Başta söz ettiğim akıl yürütmeden sadece Tanrı sonucu çıkıyormuş gibi bir varsayım var. Halbuki buradan "Maddesel form ezeli ve ebedi." sonucuna da varılabilir. Yani "Tanrı yoktur." önermesini çelişik ve yanlış yapacak bir şey yok. Bu akıl yürütmeden Tanrı sonucuna varanlar Tanrı'nın zorunlu olduğunu göstermiş olmuyorlar, yüklü soru safsatası ve cımbızlama safsatasına düşüyorlar.
merhabalar Mansour Bonsour
bu zorunlu- zorunsuz varlık tanımlarını ibn-i sina yapmıştır, kendisi metafiziğe kafa yormuş ve birkaç felsefi düşünce ortaya atmıştır. ibn-i sina’ya göre zorunlu varlık, yokluğunu düşünmenin imkânsız olduğu varlıktır ve özü itibariyle zorunlu ile başkasına nisbetle zorunlu şeklinde ikiye ayrılmaktadır. Özü itibariyle zorunlu varlık (vâcibü’l-vücûd bi-zâtihî), var olmak için herhangi bir sebebe muhtaç olmayan varlığı ifade etmektedir. ibn-i sina tanrının zorunlu varlık olduğunu savunmuştur, tanrısız hiç bir şey olamayacağını ileri sürer.
(bundan sonraki yazacaklarım kaynaktan bağımsız kendi düşüncelerimdir.)
maddenin yaratılmasının zorunluluğu argumanını açıkcası kendi içinde çelişkili buluyorum. o zaman tanrıyı kim yarattı sorusu aklıma geliyor neden tanrı yaratılmamıştır? cevap olarak yaratıcının yaratıcısı olmaz o ebediyen vardır deniliyor ama çelişki şura ki, madde de ebediyen var olabilir o zaman, neden bir varlık yaratılamıyor da madde yaratılmak zorunda kılınıyor? zorunlu varlık argumanı çelişkilidir. aksine tanrının insanlar tarafından yaratıldığına inanıyorum.
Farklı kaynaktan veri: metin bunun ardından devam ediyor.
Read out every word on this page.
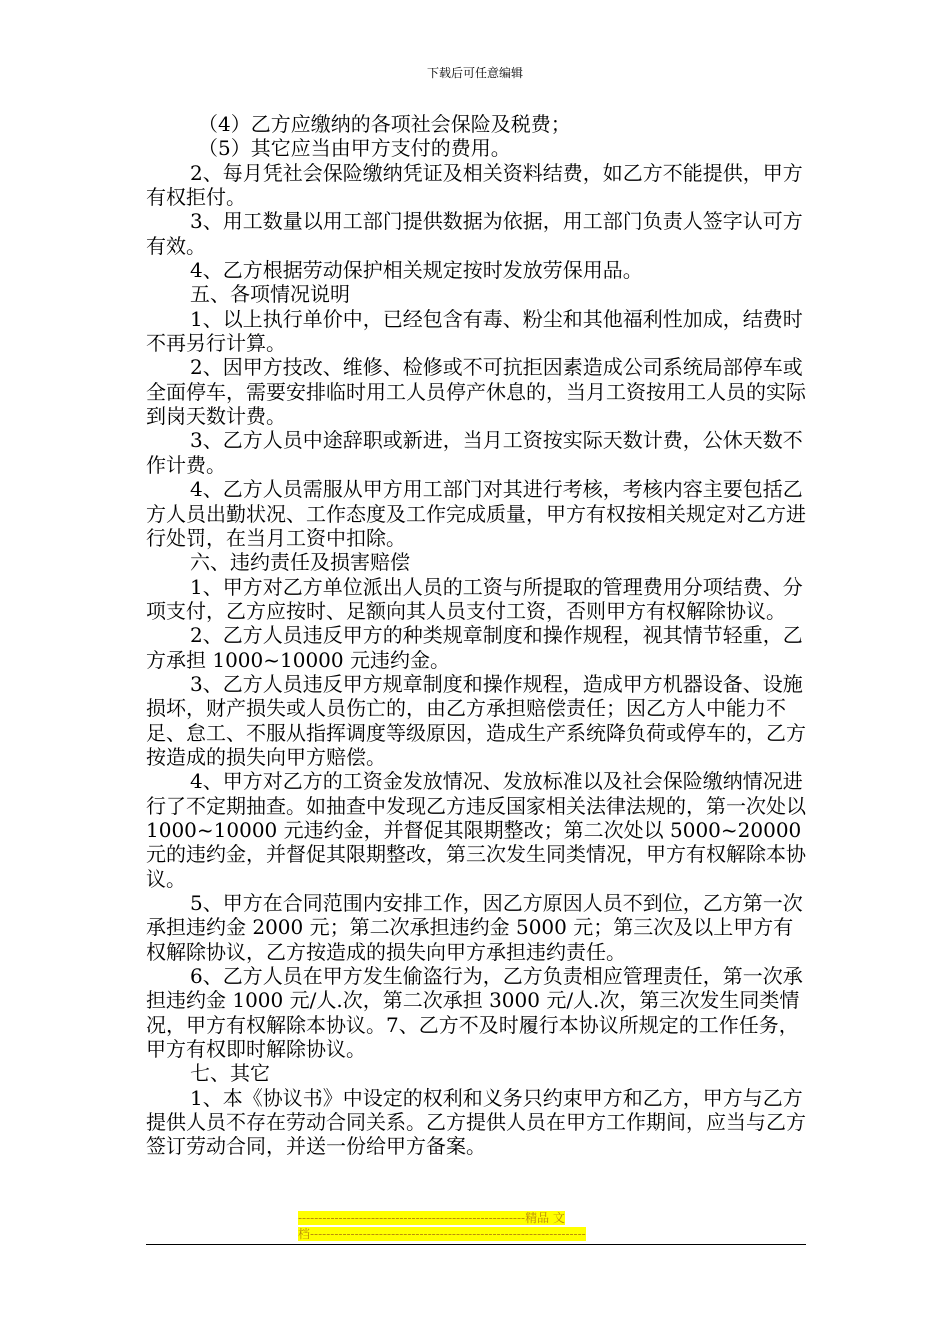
下载后可任意编辑

（4）乙方应缴纳的各项社会保险及税费；

（5）其它应当由甲方支付的费用。

2、每月凭社会保险缴纳凭证及相关资料结费，如乙方不能提供，甲方有权拒付。

3、用工数量以用工部门提供数据为依据，用工部门负责人签字认可方有效。

4、乙方根据劳动保护相关规定按时发放劳保用品。

五、各项情况说明

1、以上执行单价中，已经包含有毒、粉尘和其他福利性加成，结费时不再另行计算。

2、因甲方技改、维修、检修或不可抗拒因素造成公司系统局部停车或全面停车，需要安排临时用工人员停产休息的，当月工资按用工人员的实际到岗天数计费。

3、乙方人员中途辞职或新进，当月工资按实际天数计费，公休天数不作计费。

4、乙方人员需服从甲方用工部门对其进行考核，考核内容主要包括乙方人员出勤状况、工作态度及工作完成质量，甲方有权按相关规定对乙方进行处罚，在当月工资中扣除。

六、违约责任及损害赔偿

1、甲方对乙方单位派出人员的工资与所提取的管理费用分项结费、分项支付，乙方应按时、足额向其人员支付工资，否则甲方有权解除协议。

2、乙方人员违反甲方的种类规章制度和操作规程，视其情节轻重，乙方承担 1000~10000 元违约金。

3、乙方人员违反甲方规章制度和操作规程，造成甲方机器设备、设施损坏，财产损失或人员伤亡的，由乙方承担赔偿责任；因乙方人中能力不足、怠工、不服从指挥调度等级原因，造成生产系统降负荷或停车的，乙方按造成的损失向甲方赔偿。

4、甲方对乙方的工资金发放情况、发放标准以及社会保险缴纳情况进行了不定期抽查。如抽查中发现乙方违反国家相关法律法规的，第一次处以 1000~10000 元违约金，并督促其限期整改；第二次处以 5000~20000 元的违约金，并督促其限期整改，第三次发生同类情况，甲方有权解除本协议。

5、甲方在合同范围内安排工作，因乙方原因人员不到位，乙方第一次承担违约金 2000 元；第二次承担违约金 5000 元；第三次及以上甲方有权解除协议，乙方按造成的损失向甲方承担违约责任。

6、乙方人员在甲方发生偷盗行为，乙方负责相应管理责任，第一次承担违约金 1000 元/人.次，第二次承担 3000 元/人.次，第三次发生同类情况，甲方有权解除本协议。7、乙方不及时履行本协议所规定的工作任务，甲方有权即时解除协议。

七、其它

1、本《协议书》中设定的权利和义务只约束甲方和乙方，甲方与乙方提供人员不存在劳动合同关系。乙方提供人员在甲方工作期间，应当与乙方签订劳动合同，并送一份给甲方备案。

--------------------------------------------------------精品 文
档--------------------------------------------------------------------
kendi düşüncemi söyliyim, insanların belli bir yaştan sonra olgunlaşmayı ve kendini geliştirmeyi bıraktığını düşünüyorum, ve bu kendini geliştirme yaşı geçmiş dönemlerde daha küçüktü, çünkü bilgi ve bilgiye ulaşmak daha zordu. taa ortaçağ zamanlarına gidersek eğer, ordaki insanların bir çocuktan çok da olgun ve akıllı olduklarını düşünmüyorum açıkcası. bu yüzden çevresindeki olayları anlamak için çocukça hikayelere başvurduklarına inanıyorum. şimşek çakınca bunun Zeus olduğuna, fırtınalarda Poseidon'un öfkelendiğini, olimpos dağının yukarısında tanrıların evi olduğuna inanılıyordu. çocuksu bir inanç ne sorgulama istiyor ne kanıt. gel zaman, git zaman bu hikayeler efsaneleşti ve bazı dinler için güzel malzeme oldu. yeni çıkan dinlerin hepsi antik hikayelerin bir farklı modelidir.